Rock made it to the finals against Mankind, and the result seemed clear when Vince & Shane made their way to the ring during the match. As it turned out, Rock had been on the McMahons’ side all along, and Vince called for the bell to ring once Rock put Mankind in the Sharpshooter. It was a shocking development that led to Rock feuding with Mankind & Austin in the winter of 1998-99 & some really big business for the WWF. It was also the Rock’s first WWF Championship victory.

2. The Undertaker Debuts (1990)

Most mystery partners don’t live up to the billing, but the Million Dollar Team’s mystery partner at the 1990 Survivor Series ended up being one of the biggest stars in wrestling for the next three decades. When you saw The Undertaker walk down to the ring for the first time, you knew you were seeing something different. He just ran over everybody in his path, and his elimination from this match via countout was an afterthought. You knew he was going to be a force to be reckoned with.

The Undertaker retired thirty years later at the Survivor Series. In between, he did a few things.

Honorable Mention: The Gobbledy Gooker Debuts (1990)

On the very same show the Undertaker made one of the best WWF debuts ever, the Gobbledy Gooker made one of the worst. Let’s be honest though, this thing was never going to be “good”. Nobody thought that Hector Guerrrero in a chicken suit was going to be a future main eventer. It was just some silliness to cater to the younger audience and embarrass Gene Okerlund.

1. The Montreal Screwjob (1997)

You all know the story here. Bret Hart was on his way out of the WWF, headed to WCW where he would get paid and not do much else. He was the WWF Champion at the time he decided to leave, so it was obvious that he’d be losing the title pretty soon.

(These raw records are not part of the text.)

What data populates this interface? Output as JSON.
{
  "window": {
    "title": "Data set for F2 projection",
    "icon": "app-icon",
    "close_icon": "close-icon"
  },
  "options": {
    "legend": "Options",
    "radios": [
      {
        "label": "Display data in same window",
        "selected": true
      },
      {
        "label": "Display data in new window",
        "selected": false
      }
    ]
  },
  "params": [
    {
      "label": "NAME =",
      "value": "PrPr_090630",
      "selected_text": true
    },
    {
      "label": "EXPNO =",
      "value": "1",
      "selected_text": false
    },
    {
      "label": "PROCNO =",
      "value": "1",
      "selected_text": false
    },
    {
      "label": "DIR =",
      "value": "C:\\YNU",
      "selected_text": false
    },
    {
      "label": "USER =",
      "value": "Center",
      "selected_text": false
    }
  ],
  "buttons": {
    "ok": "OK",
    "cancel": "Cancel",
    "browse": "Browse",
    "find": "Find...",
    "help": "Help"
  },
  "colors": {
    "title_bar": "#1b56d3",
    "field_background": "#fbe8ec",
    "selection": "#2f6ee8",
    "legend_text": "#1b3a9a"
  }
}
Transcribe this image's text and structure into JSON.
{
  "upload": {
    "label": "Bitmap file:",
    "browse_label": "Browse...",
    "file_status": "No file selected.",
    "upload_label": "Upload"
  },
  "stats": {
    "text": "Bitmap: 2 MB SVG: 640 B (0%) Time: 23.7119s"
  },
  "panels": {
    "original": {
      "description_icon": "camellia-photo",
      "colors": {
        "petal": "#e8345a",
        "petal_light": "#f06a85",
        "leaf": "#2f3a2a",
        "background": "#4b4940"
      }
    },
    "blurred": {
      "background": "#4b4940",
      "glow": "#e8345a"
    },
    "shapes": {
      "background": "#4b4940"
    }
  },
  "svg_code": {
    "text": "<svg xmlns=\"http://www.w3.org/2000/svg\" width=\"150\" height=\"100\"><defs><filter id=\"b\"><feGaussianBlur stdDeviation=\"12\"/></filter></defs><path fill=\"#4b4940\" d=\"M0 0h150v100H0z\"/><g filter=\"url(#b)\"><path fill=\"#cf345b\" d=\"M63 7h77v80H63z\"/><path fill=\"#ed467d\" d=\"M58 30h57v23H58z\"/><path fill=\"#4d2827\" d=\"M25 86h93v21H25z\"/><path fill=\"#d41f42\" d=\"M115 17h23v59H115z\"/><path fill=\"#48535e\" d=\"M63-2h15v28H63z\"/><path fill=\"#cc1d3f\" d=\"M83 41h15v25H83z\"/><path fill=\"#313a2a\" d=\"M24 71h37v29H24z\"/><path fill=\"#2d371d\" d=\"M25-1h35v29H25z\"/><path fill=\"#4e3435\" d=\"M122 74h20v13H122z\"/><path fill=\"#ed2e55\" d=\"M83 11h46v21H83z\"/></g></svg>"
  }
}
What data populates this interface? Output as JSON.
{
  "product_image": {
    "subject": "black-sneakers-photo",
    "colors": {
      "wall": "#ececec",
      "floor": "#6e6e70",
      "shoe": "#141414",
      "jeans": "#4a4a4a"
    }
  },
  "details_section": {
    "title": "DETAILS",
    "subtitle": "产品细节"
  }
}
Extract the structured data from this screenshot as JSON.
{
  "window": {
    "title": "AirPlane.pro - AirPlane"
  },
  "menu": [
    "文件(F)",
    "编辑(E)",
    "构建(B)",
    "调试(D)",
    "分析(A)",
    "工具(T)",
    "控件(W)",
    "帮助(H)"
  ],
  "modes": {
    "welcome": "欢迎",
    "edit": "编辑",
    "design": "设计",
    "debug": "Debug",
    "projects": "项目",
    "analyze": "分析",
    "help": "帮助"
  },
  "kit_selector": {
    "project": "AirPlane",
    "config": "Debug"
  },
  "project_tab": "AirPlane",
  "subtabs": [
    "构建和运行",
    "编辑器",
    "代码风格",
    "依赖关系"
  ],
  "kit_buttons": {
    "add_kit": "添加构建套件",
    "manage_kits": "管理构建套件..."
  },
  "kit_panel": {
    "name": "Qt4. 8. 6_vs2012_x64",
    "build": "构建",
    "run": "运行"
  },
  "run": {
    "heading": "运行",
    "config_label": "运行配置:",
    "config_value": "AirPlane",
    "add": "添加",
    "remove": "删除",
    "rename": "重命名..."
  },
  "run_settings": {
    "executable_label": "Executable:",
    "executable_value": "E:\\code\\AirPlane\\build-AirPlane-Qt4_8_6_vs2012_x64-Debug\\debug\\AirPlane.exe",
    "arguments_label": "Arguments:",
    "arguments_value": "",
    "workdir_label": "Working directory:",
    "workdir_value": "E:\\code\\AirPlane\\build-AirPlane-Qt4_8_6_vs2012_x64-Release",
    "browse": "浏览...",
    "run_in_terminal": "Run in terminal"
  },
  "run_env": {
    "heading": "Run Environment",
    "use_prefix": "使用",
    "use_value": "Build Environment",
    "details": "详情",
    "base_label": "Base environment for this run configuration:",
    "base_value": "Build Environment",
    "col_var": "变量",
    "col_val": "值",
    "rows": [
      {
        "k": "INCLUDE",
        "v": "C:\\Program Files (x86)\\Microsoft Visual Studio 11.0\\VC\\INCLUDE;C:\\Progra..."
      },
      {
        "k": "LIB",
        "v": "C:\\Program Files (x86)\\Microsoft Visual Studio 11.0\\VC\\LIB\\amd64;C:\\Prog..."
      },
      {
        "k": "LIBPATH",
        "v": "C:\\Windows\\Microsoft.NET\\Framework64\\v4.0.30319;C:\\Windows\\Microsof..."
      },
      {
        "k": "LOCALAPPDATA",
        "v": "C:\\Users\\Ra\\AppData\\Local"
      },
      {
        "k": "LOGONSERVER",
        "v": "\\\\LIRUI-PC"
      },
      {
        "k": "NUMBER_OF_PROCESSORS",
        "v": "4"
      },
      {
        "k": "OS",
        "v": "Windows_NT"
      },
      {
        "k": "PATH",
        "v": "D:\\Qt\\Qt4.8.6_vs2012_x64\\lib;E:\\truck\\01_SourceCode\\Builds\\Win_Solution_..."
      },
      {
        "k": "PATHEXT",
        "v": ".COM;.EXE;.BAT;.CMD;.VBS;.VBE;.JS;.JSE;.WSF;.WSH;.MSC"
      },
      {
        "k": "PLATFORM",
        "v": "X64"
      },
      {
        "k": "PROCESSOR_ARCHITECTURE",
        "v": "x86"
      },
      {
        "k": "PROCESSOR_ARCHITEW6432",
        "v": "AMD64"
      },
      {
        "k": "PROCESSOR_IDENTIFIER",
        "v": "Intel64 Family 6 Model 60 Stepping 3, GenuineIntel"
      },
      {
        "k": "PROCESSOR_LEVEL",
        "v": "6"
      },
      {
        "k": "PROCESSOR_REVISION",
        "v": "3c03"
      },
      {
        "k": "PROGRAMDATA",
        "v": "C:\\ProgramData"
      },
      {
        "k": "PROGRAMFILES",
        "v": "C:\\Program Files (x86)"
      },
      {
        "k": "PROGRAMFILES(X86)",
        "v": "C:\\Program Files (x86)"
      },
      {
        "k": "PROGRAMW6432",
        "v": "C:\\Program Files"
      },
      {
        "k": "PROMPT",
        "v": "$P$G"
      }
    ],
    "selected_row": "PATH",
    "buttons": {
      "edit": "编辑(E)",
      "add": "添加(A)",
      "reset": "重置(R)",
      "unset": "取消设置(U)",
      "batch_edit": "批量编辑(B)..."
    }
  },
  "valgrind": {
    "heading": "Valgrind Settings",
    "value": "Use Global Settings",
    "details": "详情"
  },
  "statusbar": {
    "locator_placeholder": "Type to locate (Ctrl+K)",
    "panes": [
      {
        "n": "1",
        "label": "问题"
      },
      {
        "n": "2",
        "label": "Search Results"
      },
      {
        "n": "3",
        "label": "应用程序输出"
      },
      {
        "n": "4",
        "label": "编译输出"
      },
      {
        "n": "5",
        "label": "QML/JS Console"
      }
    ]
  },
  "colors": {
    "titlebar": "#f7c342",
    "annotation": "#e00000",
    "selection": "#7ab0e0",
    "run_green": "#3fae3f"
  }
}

Vince McMahon wanted it to be to Shawn Michaels in Montreal at the Survivor Series. Hart wasn’t good with that for a number of reasons, but went ahead with the match anyway. Things didn’t go the way Bret expected them to. Bret went to WCW, and Vince McMahon became the most hated man in wrestling, a fact that Vince would use to reinvigorate the WWF & put it back on top of the wrestling food chain.

One of the most talked about matches in the history of pro wrestling, there’s nothing else that can come close to topping the Montreal Screwjob as the top Survivor Series moment. Not even the many times they tried to re-create it.